Historian Ron Chernow, whose biography of Washington won the Pulitzer Prize last year, recently sat down with Brian Bolduc, editorial associate for National Review, to discuss Washington’s leadership style for a column in The Wall Street Journal.
Washington “realized that a leader should be neither too remote nor too familiar,” Chernow said, and that people “don’t need to like you, much less love you, but they do need to respect you.”
Our first president was a complicated man – emotional and highly sensitive to criticism on the inside, with a volatile temper that he worked hard to control, while remaining calm and impassive on the outside, according to Chernow. Washington “had an old-fashioned belief that silence was strength, and that you only very gradually let people enter your private thoughts and emotions.”
Chernow and other historians report Washington had a great sense of stagecraft, usually to enhance the dignity of his office but sometimes, during the Revolutionary War, to conceal from the British the dire situation of the Continental Army. He was meticulous in dress and polite and cordial in conversation.

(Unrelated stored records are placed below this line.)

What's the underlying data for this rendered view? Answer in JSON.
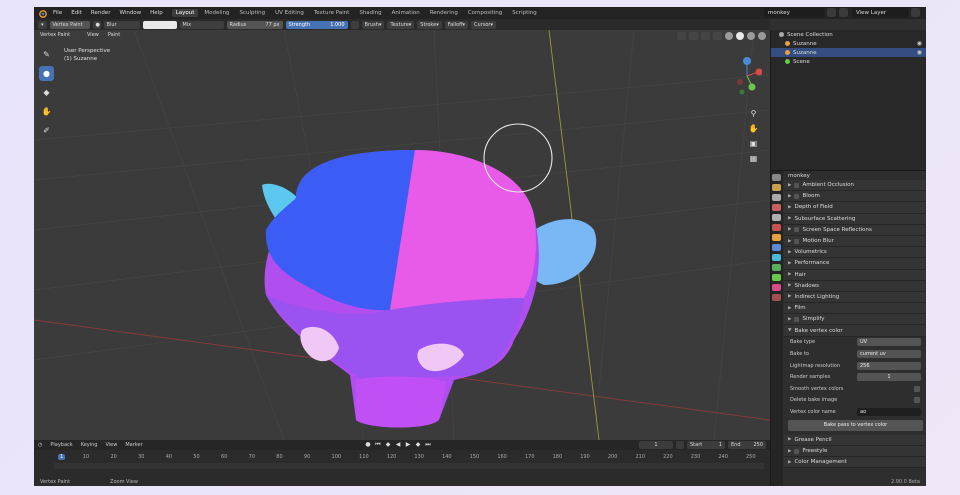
{
  "menubar": {
    "menus": [
      "File",
      "Edit",
      "Render",
      "Window",
      "Help"
    ],
    "workspaces": [
      "Layout",
      "Modeling",
      "Sculpting",
      "UV Editing",
      "Texture Paint",
      "Shading",
      "Animation",
      "Rendering",
      "Compositing",
      "Scripting"
    ],
    "active_workspace": "Layout",
    "scene": "monkey",
    "view_layer": "View Layer"
  },
  "toolheader": {
    "mode": "Vertex Paint",
    "brush": "Blur",
    "blend": "Mix",
    "radius_label": "Radius",
    "radius_value": "77 px",
    "strength_label": "Strength",
    "strength_value": "1.000",
    "menus": [
      "Brush",
      "Texture",
      "Stroke",
      "Falloff",
      "Cursor"
    ]
  },
  "viewport": {
    "mode_button": "Vertex Paint",
    "view_menu": "View",
    "paint_menu": "Paint",
    "info_line1": "User Perspective",
    "info_line2": "(1) Suzanne",
    "colors": {
      "background": "#3a3a3a",
      "grid": "#464646",
      "x_axis": "#8c3a3a",
      "y_axis": "#9a9a3a",
      "head_blue": "#3b5cf5",
      "head_pink": "#e85ae8",
      "ear_cyan": "#5cc8f0",
      "ear_light": "#7ab8f5",
      "face_purple": "#b04ef0",
      "brush_circle": "#e8e8e8"
    }
  },
  "timeline": {
    "menus": [
      "Playback",
      "Keying",
      "View",
      "Marker"
    ],
    "current_frame": "1",
    "start_label": "Start",
    "start_value": "1",
    "end_label": "End",
    "end_value": "250",
    "ticks": [
      "1",
      "10",
      "20",
      "30",
      "40",
      "50",
      "60",
      "70",
      "80",
      "90",
      "100",
      "110",
      "120",
      "130",
      "140",
      "150",
      "160",
      "170",
      "180",
      "190",
      "200",
      "210",
      "220",
      "230",
      "240",
      "250"
    ]
  },
  "statusbar": {
    "left": "Vertex Paint",
    "middle": "Zoom View"
  },
  "outliner": {
    "root": "Scene Collection",
    "items": [
      {
        "label": "Suzanne",
        "selected": false
      },
      {
        "label": "Suzanne",
        "selected": true
      },
      {
        "label": "Scene",
        "selected": false
      }
    ]
  },
  "properties": {
    "object": "monkey",
    "panels": [
      "Ambient Occlusion",
      "Bloom",
      "Depth of Field",
      "Subsurface Scattering",
      "Screen Space Reflections",
      "Motion Blur",
      "Volumetrics",
      "Performance",
      "Hair",
      "Shadows",
      "Indirect Lighting",
      "Film",
      "Simplify",
      "Bake vertex color"
    ],
    "bake": {
      "bake_type_label": "Bake type",
      "bake_type_value": "UV",
      "bake_to_label": "Bake to",
      "bake_to_value": "current uv",
      "lightmap_label": "Lightmap resolution",
      "lightmap_value": "256",
      "render_samples_label": "Render samples",
      "render_samples_value": "1",
      "smooth_label": "Smooth vertex colors",
      "delete_label": "Delete bake image",
      "color_name_label": "Vertex color name",
      "color_name_value": "ao",
      "button": "Bake pass to vertex color"
    },
    "bottom_panels": [
      "Grease Pencil",
      "Freestyle",
      "Color Management"
    ],
    "version": "2.90.0 Beta"
  }
}
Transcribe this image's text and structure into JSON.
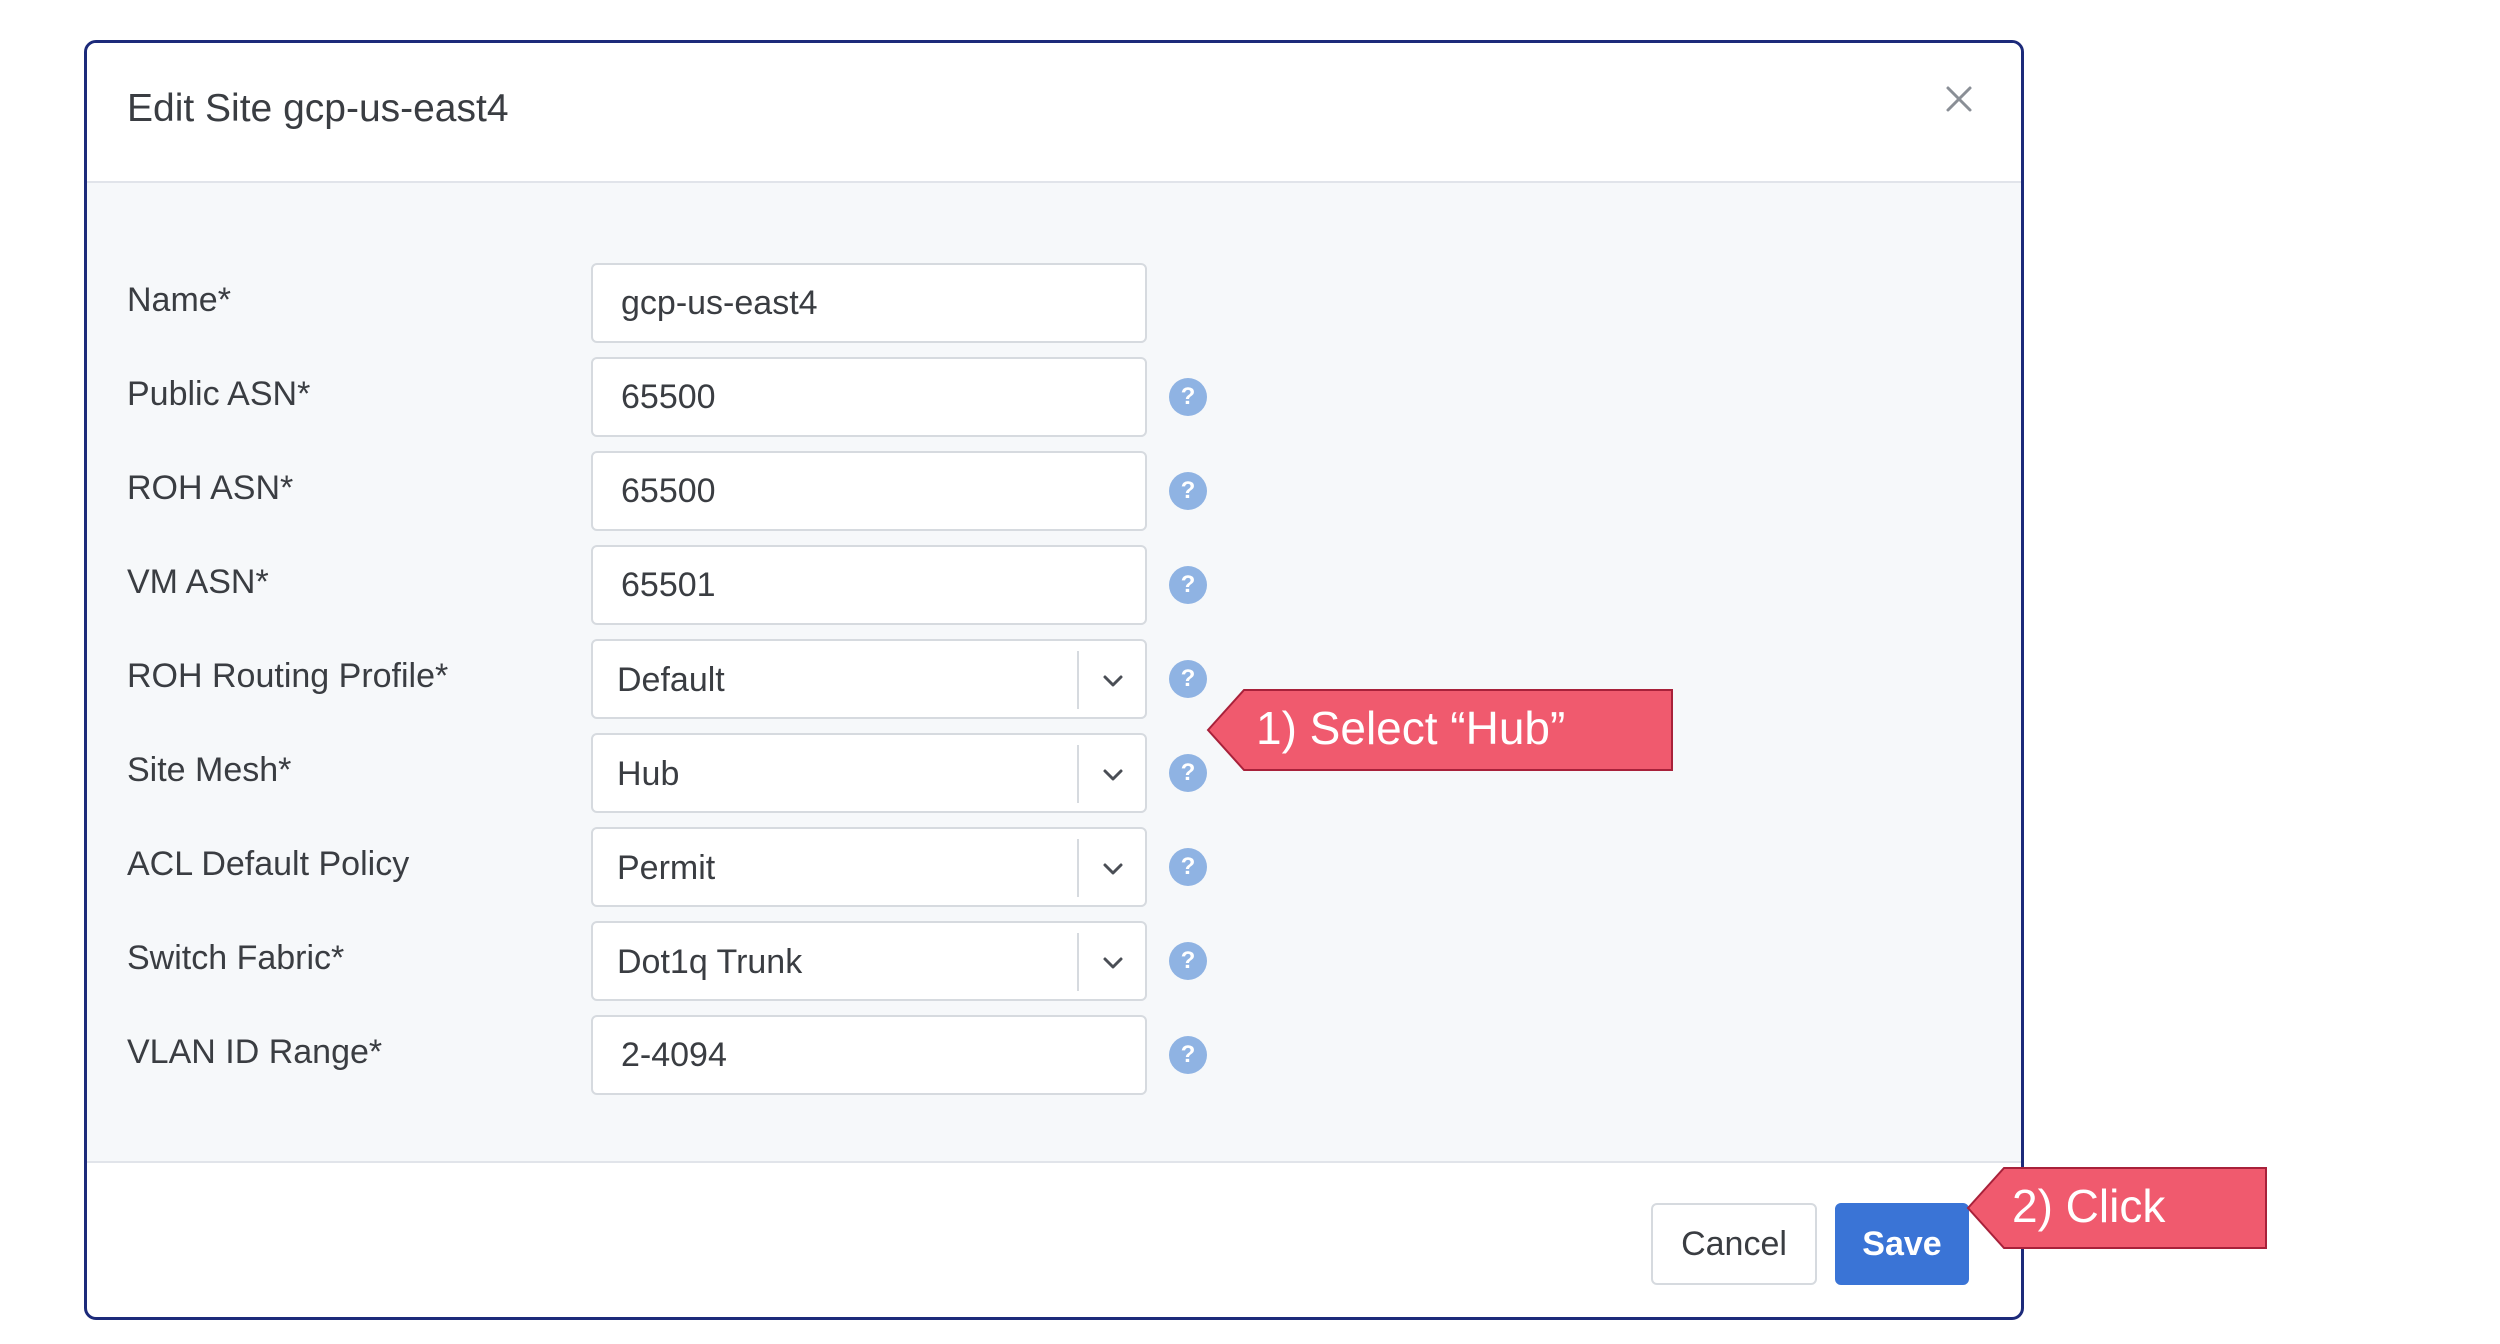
{
  "modal": {
    "title": "Edit Site gcp-us-east4",
    "fields": [
      {
        "label": "Name*",
        "value": "gcp-us-east4"
      },
      {
        "label": "Public ASN*",
        "value": "65500",
        "help": "?"
      },
      {
        "label": "ROH ASN*",
        "value": "65500",
        "help": "?"
      },
      {
        "label": "VM ASN*",
        "value": "65501",
        "help": "?"
      },
      {
        "label": "ROH Routing Profile*",
        "value": "Default",
        "help": "?"
      },
      {
        "label": "Site Mesh*",
        "value": "Hub",
        "help": "?"
      },
      {
        "label": "ACL Default Policy",
        "value": "Permit",
        "help": "?"
      },
      {
        "label": "Switch Fabric*",
        "value": "Dot1q Trunk",
        "help": "?"
      },
      {
        "label": "VLAN ID Range*",
        "value": "2-4094",
        "help": "?"
      }
    ],
    "footer": {
      "cancel_label": "Cancel",
      "save_label": "Save"
    }
  },
  "annotations": {
    "step1": "1) Select “Hub”",
    "step2": "2) Click"
  },
  "colors": {
    "modal_border": "#1c2a7a",
    "primary_button": "#3a74d6",
    "help_icon": "#8fb3e3",
    "callout": "#f05a6e"
  },
  "icons": {
    "close": "close-icon",
    "help": "help-circle-icon",
    "dropdown": "chevron-down-icon"
  }
}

Because he rarely acted on his emotions, Chernow told the Journal, Washington exercised presidential power wisely. His method was to canvass his Cabinet for opinions, weigh his options carefully, then make a decision. Once he made it, he stuck with it. “There was nothing wishy-washy about Washington,” Chernow said.
As a president and as a military officer, Washington was a hands-on executive who led from the front. Like many great leaders, he also was lucky. In 1755, during the French and Indian War, Washington had two horses shot out from under him during a battle near present-day Pittsburgh, and four musket balls pierced his uniform coat, but he escaped without a scratch.
When the Continental Army was forced to make a perilous retreat across the East River from Brooklyn to Manhattan in 1776, with the British Army in hot pursuit, a dense fog settled on New York Harbor and enabled Washington to get all of his men across safely in one night. Later that year, when his army crossed the Delaware River on Christmas Eve for a surprise attack on Trenton, snow and sleet at daybreak helped conceal the Continentals from the garrison of Hessian mercenaries fighting on the British side, leading to their defeat.
What leadership lessons can be drawn from the man whose stoic portrait graces the one-dollar bill? “What Washington’s life shows,” Chernow told the Journal’s Bolduc, “is the importance of clarity of vision, of tenacity of purpose and character, and how much can be accomplished in life if you keep your sights set on your ultimate goals.”